Checking In

I realized that if I didn’t post an update, I’m flirting with not getting one out before this baby comes….so here we go…

I can NOT believe I am mere weeks away from meeting my daughter.  I’m just over 37 weeks now, so she really could come anytime.  I don’t think we’re close just yet, but the fact that my pregnancy days are numbered is insane.  Over the last few weeks I’ve been wrapping my head around labor and delivery and that it’s happening SOON.  It’s been really valuable to spend some head space just contemplating it.  I am feeling more and more at peace about it, instead of nervous and scared.  I’m still nervous and scared, but also much more excited to finally meet her.  

I’m also trying to spend some time savoring our lives as non-parents.  We’ve been having lazy BBQs with friends and throwing impromptu World Cup watching parties.  It’s been wonderful after the craziness of moving and buying a house and settling in, to just have some weekends where our fun list is longer than our chore list.  The chores will get done one day, but I really want to relish this time with my husband.  

Speaking of that man, I have started to get so excited to see my husband become a Dad.  Obviously, this was always high on my list of perks, but he’s been so nurturing and wonderful with me, it’s like he’s gearing up his dad-skills on me.  As I’ve gotten bigger, and slower, he’s sort of effortlessly been taking over my household tasks, and reminding me to rest, and just being so sweet and adorable.  He is clearly so so excited for her to get here so he can help with the care taking.  I’ve never had any doubt he was going to be a most wonderful father, but these last few weeks are really nailing it home for me just how lucky this little girl is.

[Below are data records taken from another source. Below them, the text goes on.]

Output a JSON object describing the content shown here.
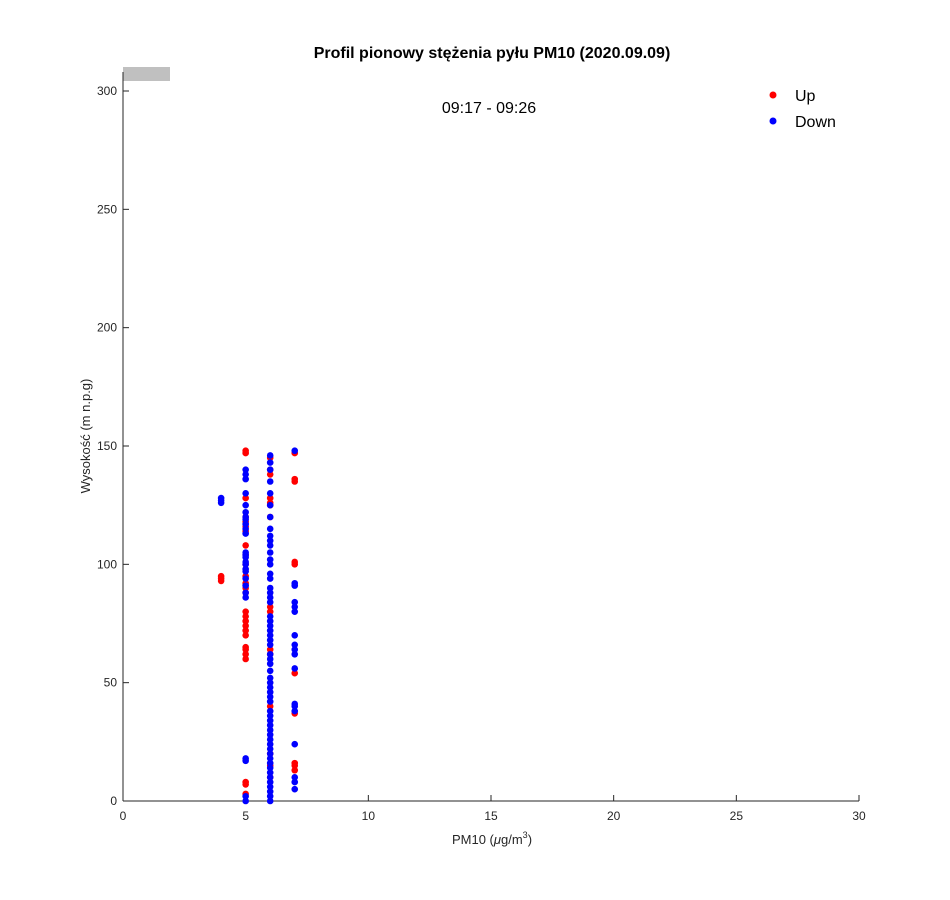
{
  "chart_data": {
    "type": "scatter",
    "title": "Profil pionowy stężenia pyłu PM10 (2020.09.09)",
    "xlabel_main": "PM10 (",
    "xlabel_mu": "μ",
    "xlabel_unit": "g/m",
    "xlabel_exp": "3",
    "xlabel_close": ")",
    "ylabel": "Wysokość (m n.p.g)",
    "annotation": "09:17 - 09:26",
    "xlim": [
      0,
      30
    ],
    "ylim": [
      0,
      300
    ],
    "xticks": [
      0,
      5,
      10,
      15,
      20,
      25,
      30
    ],
    "yticks": [
      0,
      50,
      100,
      150,
      200,
      250,
      300
    ],
    "legend_position": "top-right",
    "colors": {
      "Up": "#ff0000",
      "Down": "#0000ff",
      "wind_bar": "#c0c0c0"
    },
    "series": [
      {
        "name": "Up",
        "x": [
          4,
          4,
          4,
          5,
          5,
          5,
          5,
          5,
          5,
          5,
          5,
          5,
          5,
          5,
          5,
          5,
          5,
          5,
          5,
          5,
          5,
          5,
          5,
          5,
          5,
          5,
          5,
          5,
          5,
          5,
          6,
          6,
          6,
          6,
          6,
          6,
          6,
          6,
          6,
          6,
          6,
          6,
          6,
          6,
          6,
          7,
          7,
          7,
          7,
          7,
          7,
          7,
          7,
          7,
          7
        ],
        "y": [
          93,
          94,
          95,
          3,
          7,
          8,
          60,
          62,
          64,
          65,
          70,
          72,
          74,
          76,
          78,
          80,
          88,
          90,
          92,
          95,
          100,
          104,
          108,
          114,
          116,
          118,
          120,
          128,
          147,
          148,
          10,
          15,
          20,
          40,
          62,
          64,
          80,
          82,
          120,
          125,
          126,
          128,
          138,
          140,
          145,
          13,
          15,
          16,
          37,
          54,
          100,
          101,
          135,
          136,
          147
        ]
      },
      {
        "name": "Down",
        "x": [
          4,
          4,
          4,
          5,
          5,
          5,
          5,
          5,
          5,
          5,
          5,
          5,
          5,
          5,
          5,
          5,
          5,
          5,
          5,
          5,
          5,
          5,
          5,
          5,
          5,
          5,
          5,
          5,
          5,
          6,
          6,
          6,
          6,
          6,
          6,
          6,
          6,
          6,
          6,
          6,
          6,
          6,
          6,
          6,
          6,
          6,
          6,
          6,
          6,
          6,
          6,
          6,
          6,
          6,
          6,
          6,
          6,
          6,
          6,
          6,
          6,
          6,
          6,
          6,
          6,
          6,
          6,
          6,
          6,
          6,
          6,
          6,
          6,
          6,
          6,
          6,
          6,
          6,
          6,
          6,
          6,
          6,
          6,
          6,
          6,
          6,
          7,
          7,
          7,
          7,
          7,
          7,
          7,
          7,
          7,
          7,
          7,
          7,
          7,
          7,
          7,
          7,
          7,
          7
        ],
        "y": [
          126,
          127,
          128,
          0,
          2,
          17,
          18,
          86,
          88,
          91,
          94,
          97,
          98,
          100,
          101,
          103,
          104,
          105,
          113,
          115,
          117,
          119,
          120,
          122,
          125,
          130,
          136,
          138,
          140,
          0,
          2,
          4,
          6,
          8,
          10,
          12,
          14,
          16,
          18,
          20,
          22,
          24,
          26,
          28,
          30,
          32,
          34,
          36,
          38,
          42,
          44,
          46,
          48,
          50,
          52,
          55,
          58,
          60,
          62,
          66,
          68,
          70,
          72,
          74,
          76,
          78,
          84,
          86,
          88,
          90,
          94,
          96,
          100,
          102,
          105,
          108,
          110,
          112,
          115,
          120,
          125,
          130,
          135,
          140,
          143,
          146,
          5,
          8,
          10,
          24,
          38,
          40,
          41,
          56,
          62,
          64,
          66,
          70,
          80,
          82,
          84,
          91,
          92,
          148
        ]
      }
    ],
    "legend": [
      {
        "name": "Up",
        "label": "Up"
      },
      {
        "name": "Down",
        "label": "Down"
      }
    ]
  }
}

I think I’m getting all sentimental and mushy now that pregnancy is coming to an end.  I feel so lucky.  I have no idea why, randomly in October, we were able to conceive after so much stress and trying.  I just feel incredibly grateful it happened.  I’ve had an easy pregnancy which has left me able to relax and enjoy growing my daughter.  I am just so grateful for every day of this last 37 weeks.  In some ways I’ll really miss being pregnant, though I have a feeling I’m going to love being this little one’s mom even more.  

 

4 thoughts on “Checking In

  1. So exciting to be so close! Another blogger I follow just had her baby at 37 weeks, so you are right it can be any time now ready or not. I’m a week behind you, and the reality is setting in. Can’t wait to read the announcement of little one’s arrival!

    • Yes it is exciting! I had a friend who had her babe at 36 weeks just two weeks ago so I’ve been on high alert…something tells me I’ll be waiting awhile. I think she’s pretty comfy in there!

  2. Ohy Lydia- I can identify with this post and started to get emotional just reading it! I am so excited for you and am so happy that you have had an easy pregnancy after all that you have been through… good for you for enjoying your hubby time.. I am trying to do the same. Looking forward to the announcement of baby girls arrival!